I've only ever been to one "traditional" New Orleans funeral, and that was of my best friend's mother, who died of lung cancer, back in the summer of 2009. She was buried near City Park in Lake Lawn Cemetery and since the funeral I have not been back to the standing grave where she was laid to rest. However, I remember the services very clearly.
Ms. Biffy, as we called her, had been diagnosed with lung cancer the day before Christmas in 2008, and she spent the next six months trying chemo therapy and wearing oxygen masks. However, she passed away in June 2009 and the services were held in New Orleans and Metairie, where she had lived with her husband and two children. The wake was one like I had never before witnessed. It was held at Lake Lawn and there were well over a thousand people there to pay respects to her. It was a beautiful occasion. There were visitors from all over the state (due to the Katrina diaspora) whom I had not seen in years and have not seen since.
The funeral mass--she was a well-to-do Catholic woman with good standing in the church--was held in St. Ann church in Metairie. The church was packed with weeping witnesses. Her husband wrote a eulogy which he was unable to deliver and so had a family friend deliver it instead. It was beautiful.
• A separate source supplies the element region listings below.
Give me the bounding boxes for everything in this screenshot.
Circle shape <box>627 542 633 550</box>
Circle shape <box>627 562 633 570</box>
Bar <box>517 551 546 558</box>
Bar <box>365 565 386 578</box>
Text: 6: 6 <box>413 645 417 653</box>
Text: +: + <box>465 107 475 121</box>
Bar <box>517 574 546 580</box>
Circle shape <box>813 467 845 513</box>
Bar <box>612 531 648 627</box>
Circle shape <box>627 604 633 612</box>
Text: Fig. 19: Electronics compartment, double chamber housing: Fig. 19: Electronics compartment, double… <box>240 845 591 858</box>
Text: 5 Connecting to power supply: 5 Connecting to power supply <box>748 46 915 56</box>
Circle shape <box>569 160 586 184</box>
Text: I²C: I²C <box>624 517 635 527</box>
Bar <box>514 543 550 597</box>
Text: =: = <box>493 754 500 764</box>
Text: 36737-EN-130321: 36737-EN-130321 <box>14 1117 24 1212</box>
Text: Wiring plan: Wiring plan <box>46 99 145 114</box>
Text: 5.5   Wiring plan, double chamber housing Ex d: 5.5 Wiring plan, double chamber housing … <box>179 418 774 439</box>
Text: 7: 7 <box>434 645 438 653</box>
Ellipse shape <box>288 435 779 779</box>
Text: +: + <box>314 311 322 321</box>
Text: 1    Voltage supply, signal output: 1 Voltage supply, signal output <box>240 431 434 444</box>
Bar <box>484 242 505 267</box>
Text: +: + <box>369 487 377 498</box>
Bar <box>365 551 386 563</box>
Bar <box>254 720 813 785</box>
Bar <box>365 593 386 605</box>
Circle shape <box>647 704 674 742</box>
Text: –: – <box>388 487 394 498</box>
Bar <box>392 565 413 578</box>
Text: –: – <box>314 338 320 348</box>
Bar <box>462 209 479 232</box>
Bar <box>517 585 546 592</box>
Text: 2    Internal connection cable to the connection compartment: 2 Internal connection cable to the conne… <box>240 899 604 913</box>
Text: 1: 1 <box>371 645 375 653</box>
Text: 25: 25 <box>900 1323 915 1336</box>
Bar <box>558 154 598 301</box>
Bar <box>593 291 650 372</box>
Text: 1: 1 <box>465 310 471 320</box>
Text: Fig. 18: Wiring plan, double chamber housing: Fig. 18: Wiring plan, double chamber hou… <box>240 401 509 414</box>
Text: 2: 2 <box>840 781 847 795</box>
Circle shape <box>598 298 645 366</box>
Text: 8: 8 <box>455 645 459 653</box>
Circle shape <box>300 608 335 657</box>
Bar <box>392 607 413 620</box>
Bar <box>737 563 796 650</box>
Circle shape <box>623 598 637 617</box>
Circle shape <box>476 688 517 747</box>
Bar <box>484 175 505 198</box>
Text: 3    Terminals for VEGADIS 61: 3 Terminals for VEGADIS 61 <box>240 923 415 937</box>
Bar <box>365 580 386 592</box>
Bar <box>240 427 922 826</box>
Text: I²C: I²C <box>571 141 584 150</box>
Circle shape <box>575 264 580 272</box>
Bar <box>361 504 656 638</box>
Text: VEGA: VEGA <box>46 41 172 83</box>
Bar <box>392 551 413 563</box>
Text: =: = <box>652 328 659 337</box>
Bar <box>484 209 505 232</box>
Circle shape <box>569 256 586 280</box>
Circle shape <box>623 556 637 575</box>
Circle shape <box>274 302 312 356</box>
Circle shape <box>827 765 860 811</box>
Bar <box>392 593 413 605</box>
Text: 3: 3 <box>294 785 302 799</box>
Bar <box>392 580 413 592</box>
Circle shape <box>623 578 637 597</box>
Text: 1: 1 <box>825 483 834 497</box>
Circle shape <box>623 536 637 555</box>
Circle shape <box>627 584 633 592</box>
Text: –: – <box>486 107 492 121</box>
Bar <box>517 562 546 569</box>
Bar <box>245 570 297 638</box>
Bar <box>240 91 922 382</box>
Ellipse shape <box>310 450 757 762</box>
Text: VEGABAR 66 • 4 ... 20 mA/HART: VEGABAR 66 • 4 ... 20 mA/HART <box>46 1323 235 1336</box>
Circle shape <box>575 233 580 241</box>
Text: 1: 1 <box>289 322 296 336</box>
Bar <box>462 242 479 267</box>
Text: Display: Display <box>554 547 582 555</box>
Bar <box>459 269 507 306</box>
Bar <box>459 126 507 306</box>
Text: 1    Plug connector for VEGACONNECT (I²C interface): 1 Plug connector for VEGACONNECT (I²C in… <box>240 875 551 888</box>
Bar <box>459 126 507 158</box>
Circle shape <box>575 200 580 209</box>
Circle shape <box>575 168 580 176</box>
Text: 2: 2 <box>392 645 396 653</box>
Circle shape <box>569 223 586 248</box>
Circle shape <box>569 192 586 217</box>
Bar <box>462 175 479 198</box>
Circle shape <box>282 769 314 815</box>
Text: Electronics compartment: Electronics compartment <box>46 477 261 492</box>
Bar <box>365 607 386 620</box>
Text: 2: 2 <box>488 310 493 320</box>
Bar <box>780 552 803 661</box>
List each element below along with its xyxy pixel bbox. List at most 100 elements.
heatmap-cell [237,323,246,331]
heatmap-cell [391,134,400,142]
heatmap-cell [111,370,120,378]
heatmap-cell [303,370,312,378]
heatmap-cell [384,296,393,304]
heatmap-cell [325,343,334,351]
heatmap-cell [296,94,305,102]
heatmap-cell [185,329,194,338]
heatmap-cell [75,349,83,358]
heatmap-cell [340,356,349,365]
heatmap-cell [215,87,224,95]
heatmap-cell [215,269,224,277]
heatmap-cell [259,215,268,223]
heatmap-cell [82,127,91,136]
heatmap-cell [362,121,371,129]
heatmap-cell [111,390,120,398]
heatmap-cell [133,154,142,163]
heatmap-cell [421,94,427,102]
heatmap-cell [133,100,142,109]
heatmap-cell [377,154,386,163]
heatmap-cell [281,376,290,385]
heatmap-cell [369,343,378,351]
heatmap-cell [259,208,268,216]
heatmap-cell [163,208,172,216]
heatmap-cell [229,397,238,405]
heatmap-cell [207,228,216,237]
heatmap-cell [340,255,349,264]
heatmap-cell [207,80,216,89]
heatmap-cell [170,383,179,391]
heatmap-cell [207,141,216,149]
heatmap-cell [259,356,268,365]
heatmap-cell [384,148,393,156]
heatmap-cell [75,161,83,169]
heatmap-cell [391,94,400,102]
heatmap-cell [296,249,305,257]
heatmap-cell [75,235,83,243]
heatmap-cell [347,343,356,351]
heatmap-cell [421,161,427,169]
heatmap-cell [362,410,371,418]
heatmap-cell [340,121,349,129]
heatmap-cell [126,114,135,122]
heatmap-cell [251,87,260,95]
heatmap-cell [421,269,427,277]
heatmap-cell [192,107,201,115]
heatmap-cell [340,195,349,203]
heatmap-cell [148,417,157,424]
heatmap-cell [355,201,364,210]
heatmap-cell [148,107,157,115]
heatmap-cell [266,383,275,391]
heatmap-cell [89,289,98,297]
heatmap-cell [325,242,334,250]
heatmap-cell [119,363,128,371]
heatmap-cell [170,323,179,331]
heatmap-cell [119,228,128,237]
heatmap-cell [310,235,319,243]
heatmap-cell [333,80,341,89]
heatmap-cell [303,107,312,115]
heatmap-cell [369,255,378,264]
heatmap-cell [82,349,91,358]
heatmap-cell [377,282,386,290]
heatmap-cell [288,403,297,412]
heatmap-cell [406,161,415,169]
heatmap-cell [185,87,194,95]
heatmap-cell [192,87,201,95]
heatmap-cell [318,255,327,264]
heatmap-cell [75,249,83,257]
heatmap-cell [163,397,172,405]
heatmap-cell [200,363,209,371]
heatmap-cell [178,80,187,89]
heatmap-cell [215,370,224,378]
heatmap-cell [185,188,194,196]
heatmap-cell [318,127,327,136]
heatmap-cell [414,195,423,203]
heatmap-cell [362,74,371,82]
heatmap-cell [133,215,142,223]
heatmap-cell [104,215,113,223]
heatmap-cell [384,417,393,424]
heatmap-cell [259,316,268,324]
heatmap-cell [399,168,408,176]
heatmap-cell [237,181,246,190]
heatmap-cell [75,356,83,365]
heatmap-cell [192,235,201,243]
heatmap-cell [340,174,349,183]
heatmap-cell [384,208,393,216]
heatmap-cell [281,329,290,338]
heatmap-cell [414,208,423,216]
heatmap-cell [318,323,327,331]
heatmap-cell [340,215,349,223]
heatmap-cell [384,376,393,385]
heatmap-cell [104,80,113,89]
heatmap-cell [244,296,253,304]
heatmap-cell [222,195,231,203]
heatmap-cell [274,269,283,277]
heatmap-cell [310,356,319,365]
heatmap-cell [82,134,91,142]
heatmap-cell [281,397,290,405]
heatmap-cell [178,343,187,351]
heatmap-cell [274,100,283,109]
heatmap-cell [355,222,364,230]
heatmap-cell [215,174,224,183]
After the mass, everyone followed the hearse to the interstate and to the cemetery where there was a standing grave labeled "DeBuys." I think the worst part was watching them push the coffin into the tomb.
I mention this funeral because I will be going to another traditional Catholic New Orleans funeral tomorrow for my great-grandmother who passed away around noon last Wednesday. This one, however, I'm expecting to be small, as she was well into her eighties when she left. My grandparents have set up donations to animal hospitals for the funeral, as my great-grandmother was a fond lover of animals, even after she developed Alzheimer's. She was known to collect stray cats and let them wander through her house, and her favorite dogs were Schnauzers, whom she often overfed and didn't bathe. However, she was a wonderful woman with a big heart, and I am sad to see her go.
Traditional New Orleans graves stand above ground, due to the fact that it floods here quite often. During/after Katrina there were a great many corpses which had been unearthed from their graves because of the excessive flooding.